Le Groupement des exportateurs de vanille de Madagascar (GEVM) exprime des réserves sur le mécanisme de rachat de stocks mis en place par l’Alliance de la vanille malgache (AVM) pour faire face à la crise de surproduction qui affecte la filière. L’organisation estime que cette mesure risque de ne pas répondre aux difficultés structurelles du secteur et appelle à des réformes plus profondes.
Pour le président du GEVM, Georges Geeraerts, l’opération qui consiste au rachat de 600 tonnes de vanille préparée, couplée à l’obligation pour les exportateurs d’acquérir 3 000 tonnes de vanille verte, ne constitue qu’un transfert de propriété des stocks existants. A l’entendre, cette mesure ne devrait pas avoir d’effet sur l’excédent de l’offre au niveau mondial.
En annonçant cette opération, lles autorités entendent soutenir les prix de la vanille malgache, alors que les cours à l’exportation ont enregistré une baisse de 40,2 % à la fin de l’année 2025. Mais “sans stratégie claire de sortie, l’opération risque simplement de reporter le problème sans le résoudre”, estime Georges Geeraerts. Celui-ci évoque alors une “fausse bonne idée”, estimant qu’en l’absence d’une stratégie clairement définie pour l’écoulement des volumes concernés, le mécanisme pourrait uniquement repousser les difficultés auxquelles la filière est confrontée.
Le GEVM souligne également plusieurs interrogations sur les modalités pratiques du dispositif, notamment en matière de traçabilité des produits, de contrôle de la qualité et de valorisation des stocks. L’organisation relève par ailleurs que les préparateurs, considérés comme des acteurs clés de la filière, ne sont pas directement intégrés au mécanisme envisagé.
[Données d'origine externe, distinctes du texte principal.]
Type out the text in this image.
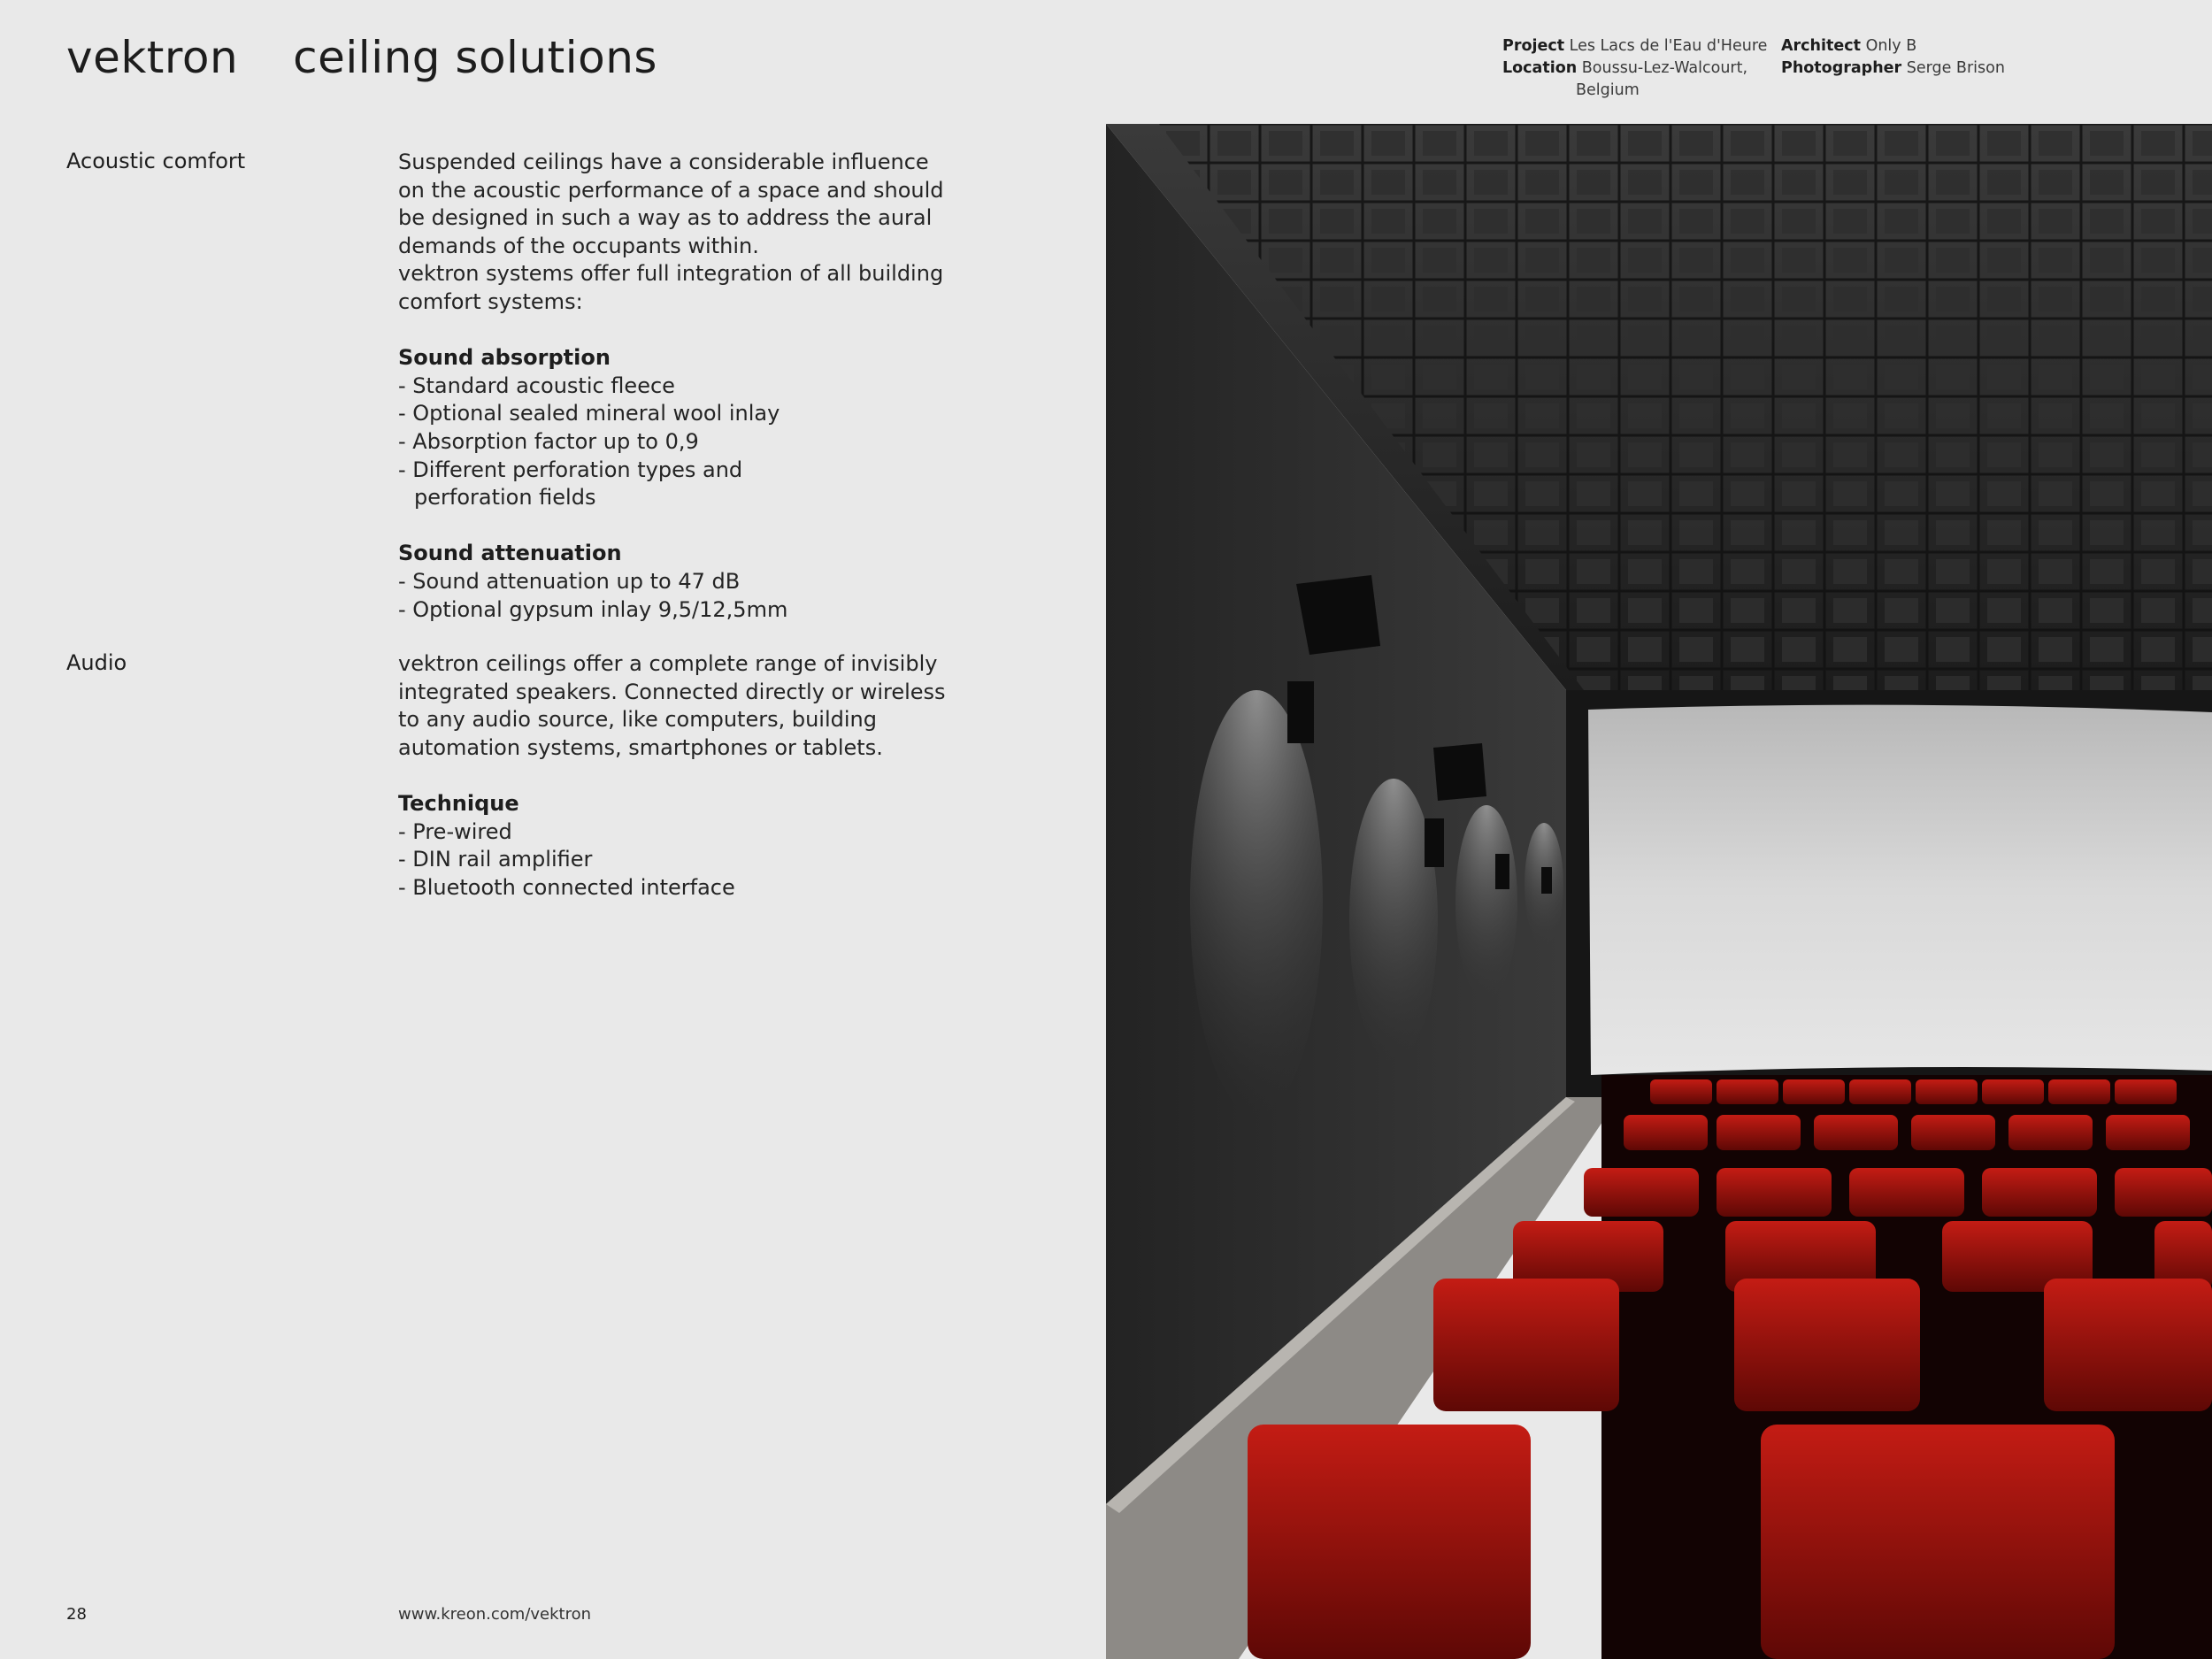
vektron ceiling solutions	Project Les Lacs de l'Eau d'Heure
Location Boussu-Lez-Walcourt,
Belgium
Architect Only B
Photographer Serge Brison
Acoustic comfort	Suspended ceilings have a considerable influence on the acoustic performance of a space and should be designed in such a way as to address the aural demands of the occupants within.

vektron systems offer full integration of all building comfort systems:

Sound absorption
- Standard acoustic fleece
- Optional sealed mineral wool inlay
- Absorption factor up to 0,9
- Different perforation types and perforation fields
Sound attenuation
- Sound attenuation up to 47 dB
- Optional gypsum inlay 9,5/12,5mm
Audio	vektron ceilings offer a complete range of invisibly integrated speakers. Connected directly or wireless to any audio source, like computers, building automation systems, smartphones or tablets.

Technique
- Pre-wired
- DIN rail amplifier
- Bluetooth connected interface
28	www.kreon.com/vektron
Au-delà de cette mesure conjoncturelle, le groupement appelle à engager des réformes visant à renforcer durablement la compétitivité de la vanille malgache sur le marché international. Parmi les priorités évoquées figurent la conformité aux normes européennes, la lutte contre les contaminants ainsi que le rétablissement de la confiance des industriels envers l’origine Madagascar.
La filière vanille traverse actuellement une période marquée par une offre excédentaire et un recul des prix, poussant les acteurs du secteur à rechercher des solutions pour stabiliser le marché et préserver la valeur de la production malgache.